スタートアップに行った友達はトイレで手を洗わなかった
学生時代、同じ学部で仲の良い5名ほどのグループで遊んでいた。田舎の大学だったのもあり、街で遊ぶとかそんな感じではなく、バーベキューをしたり、海に行ったり、スノボーに行ったりと大自然の中で遊んでいた。
そんな友達たちの進路は、私を含めた2人は自動車メーカー、1人はパイロット、1人は電気メーカー、そして1人は印刷会社にそれぞれ就職した。
印刷会社に行った友人はサッカーが得意だった。顔もハンサムでモテそうだったが、あまり浮いた話は聞かなかった。
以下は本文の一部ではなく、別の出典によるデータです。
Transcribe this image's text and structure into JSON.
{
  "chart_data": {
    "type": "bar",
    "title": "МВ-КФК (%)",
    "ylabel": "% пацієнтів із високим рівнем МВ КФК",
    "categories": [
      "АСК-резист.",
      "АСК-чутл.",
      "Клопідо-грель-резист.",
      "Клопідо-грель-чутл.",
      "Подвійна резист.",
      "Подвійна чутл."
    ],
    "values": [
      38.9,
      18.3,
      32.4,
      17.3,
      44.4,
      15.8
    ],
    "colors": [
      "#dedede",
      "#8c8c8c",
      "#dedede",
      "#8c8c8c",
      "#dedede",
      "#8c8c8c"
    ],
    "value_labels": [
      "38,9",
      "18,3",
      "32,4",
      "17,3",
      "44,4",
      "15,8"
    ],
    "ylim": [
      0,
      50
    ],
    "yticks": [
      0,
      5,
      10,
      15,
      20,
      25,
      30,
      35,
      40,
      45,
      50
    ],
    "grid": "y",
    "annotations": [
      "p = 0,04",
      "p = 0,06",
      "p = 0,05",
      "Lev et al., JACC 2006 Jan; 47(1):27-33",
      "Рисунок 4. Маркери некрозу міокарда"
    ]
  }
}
そんな彼と授業後にトイレが一緒になった。私は手をチャッと洗ってトイレを出ようとすると、彼は後ろをスーッと手を洗わずに出ていった。
少し小走りで彼に追いつき、聞いてみた。ねぇ、○○はなんで手を洗わないのか?と
そうすると彼は、あんなチャチャッと水を手にかけるだけで、ばい菌が落ちるわけない。そんな洗い方をするくらいなら洗わない方がいいと思うと答えた。
本質をとらえるということは、そういう事なんだなと振り返ると思う。手を洗う人の中で本当に手のばい菌を落とそうと思って洗っている人は何割くらいだろうか?
ばい菌を落とそうと思っていない人は、人から手を洗っていないと思われるのが嫌でササっと手に水をかけているだけ。そう、自分の見栄のために手に水をかけているのだ。それを見抜いてる友人にハッとさせられた。
その友人は印刷会社に勤めながら、中小企業診断士の資格を取り、10年ほど前に技術系ベンチャー企業の経営者となった。今でいうスタートアップだと思う。
本質を見る行為は年齢、性別、国、関係なく行うことができる。今の社会、会社のあたりまえを本質を見る事で覆す。こんな視点がスタートアップの経営者には必要なのかもしれない。
建築設備という業界に異業種から参入した私たちも、業界の方が見えない何かを見つけ、本質的な何かを社会に還元できたらと思う。